The Time Traveller had been silent throughout my explanation. I had supposed that he was keen to understand his mistake. But when I stood up, stretching my legs and arching my back after so long sitting at that malign table, I saw that he was dead. I took his hand, still warm, in my grief.
I had considered what to do after this, so I wasted no time. An ironic turn of phrase. I pulled his body from his chair -- surprisingly heavy despite his thin frame -- and dragged him up that dread corridor into his laboratory.

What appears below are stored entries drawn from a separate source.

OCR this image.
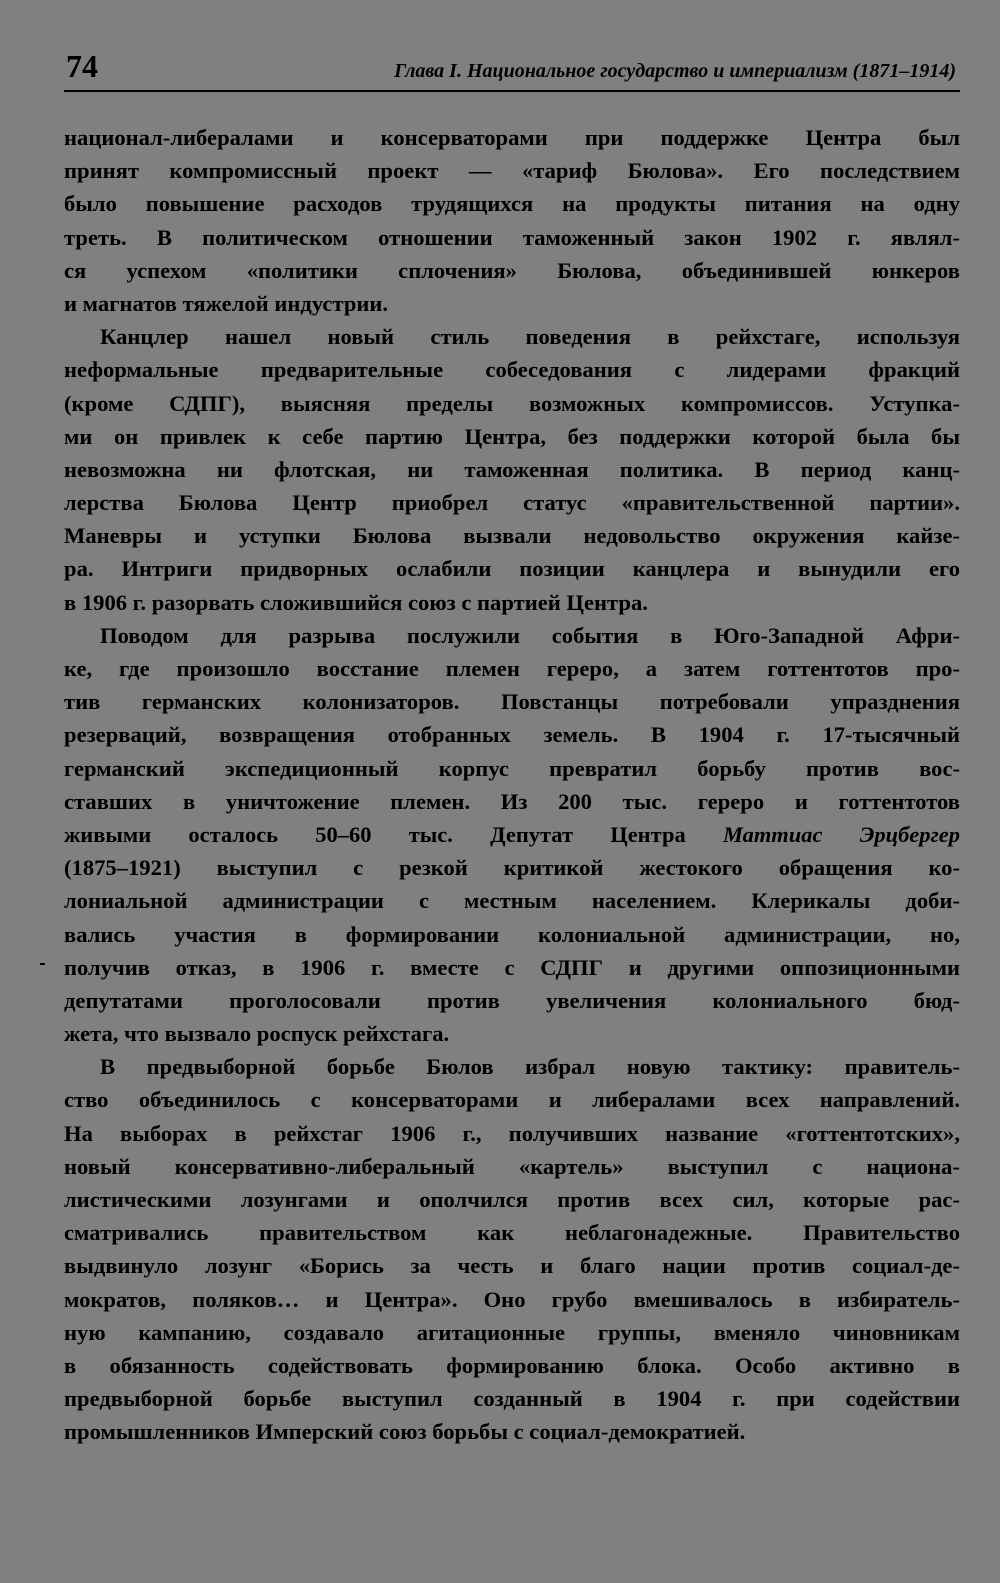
74	Глава I. Национальное государство и империализм (1871–1914)
национал-либералами и консерваторами при поддержке Центра был
принят компромиссный проект — «тариф Бюлова». Его последствием
было повышение расходов трудящихся на продукты питания на одну
треть. В политическом отношении таможенный закон 1902 г. являл-
ся успехом «политики сплочения» Бюлова, объединившей юнкеров
и магнатов тяжелой индустрии.
Канцлер нашел новый стиль поведения в рейхстаге, используя
неформальные предварительные собеседования с лидерами фракций
(кроме СДПГ), выясняя пределы возможных компромиссов. Уступка-
ми он привлек к себе партию Центра, без поддержки которой была бы
невозможна ни флотская, ни таможенная политика. В период канц-
лерства Бюлова Центр приобрел статус «правительственной партии».
Маневры и уступки Бюлова вызвали недовольство окружения кайзе-
ра. Интриги придворных ослабили позиции канцлера и вынудили его
в 1906 г. разорвать сложившийся союз с партией Центра.
Поводом для разрыва послужили события в Юго-Западной Афри-
ке, где произошло восстание племен гереро, а затем готтентотов про-
тив германских колонизаторов. Повстанцы потребовали упразднения
резерваций, возвращения отобранных земель. В 1904 г. 17-тысячный
германский экспедиционный корпус превратил борьбу против вос-
ставших в уничтожение племен. Из 200 тыс. гереро и готтентотов
живыми осталось 50–60 тыс. Депутат Центра Маттиас Эрцбергер
(1875–1921) выступил с резкой критикой жестокого обращения ко-
лониальной администрации с местным населением. Клерикалы доби-
вались участия в формировании колониальной администрации, но,
получив отказ, в 1906 г. вместе с СДПГ и другими оппозиционными
депутатами проголосовали против увеличения колониального бюд-
жета, что вызвало роспуск рейхстага.
В предвыборной борьбе Бюлов избрал новую тактику: правитель-
ство объединилось с консерваторами и либералами всех направлений.
На выборах в рейхстаг 1906 г., получивших название «готтентотских»,
новый консервативно-либеральный «картель» выступил с национа-
листическими лозунгами и ополчился против всех сил, которые рас-
сматривались правительством как неблагонадежные. Правительство
выдвинуло лозунг «Борись за честь и благо нации против социал-де-
мократов, поляков… и Центра». Оно грубо вмешивалось в избиратель-
ную кампанию, создавало агитационные группы, вменяло чиновникам
в обязанность содействовать формированию блока. Особо активно в
предвыборной борьбе выступил созданный в 1904 г. при содействии
промышленников Имперский союз борьбы с социал-демократией.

The object of our troubles sat squat in the centre of the room. I recalled the Time Traveller's explanation of its operation. I planned to heft his body over the saddle, then slam one of the levers down as hard as possible. It would carry him away, along with the evidence of his death. He would travel into a future or past era for as long as the power source of his machine would allow. Either way, he would be gone forever.
As I approached the machine, regretting that my poison had not worked earlier and saved the lives of my dinner companions, I had a further thought. Dare I do it?
The Time Traveller had revealed the key moments that had led to his despair and mental anguish. If I could adjust those events and steer his fragile psyche away from taking such terrible paths, it could be possible to change what had happened to him. Perhaps alter these events and rescue his victims from their fate.
I had to admit that the idea appealed to me. My encounter with the old and regretful Time Traveller the previous week had reminded me of his original noble aspirations before life dealt him those hard knocks from which he had not recovered. His incontestable genius deserved more: a chance, as his ambition had once been, to explore man's glorious destiny far beyond all of our natural years. And the reports of his journeying could inspire us, in the present day, to work hard and in harmony to bring those future times closer.
My mind made up, I mounted the machine. If I was to succeed, there would be a very different Time Traveller known to all. Instead of this wicked demonstration of mortal failings, the world would become aware of the natural tenderness in the heart of man.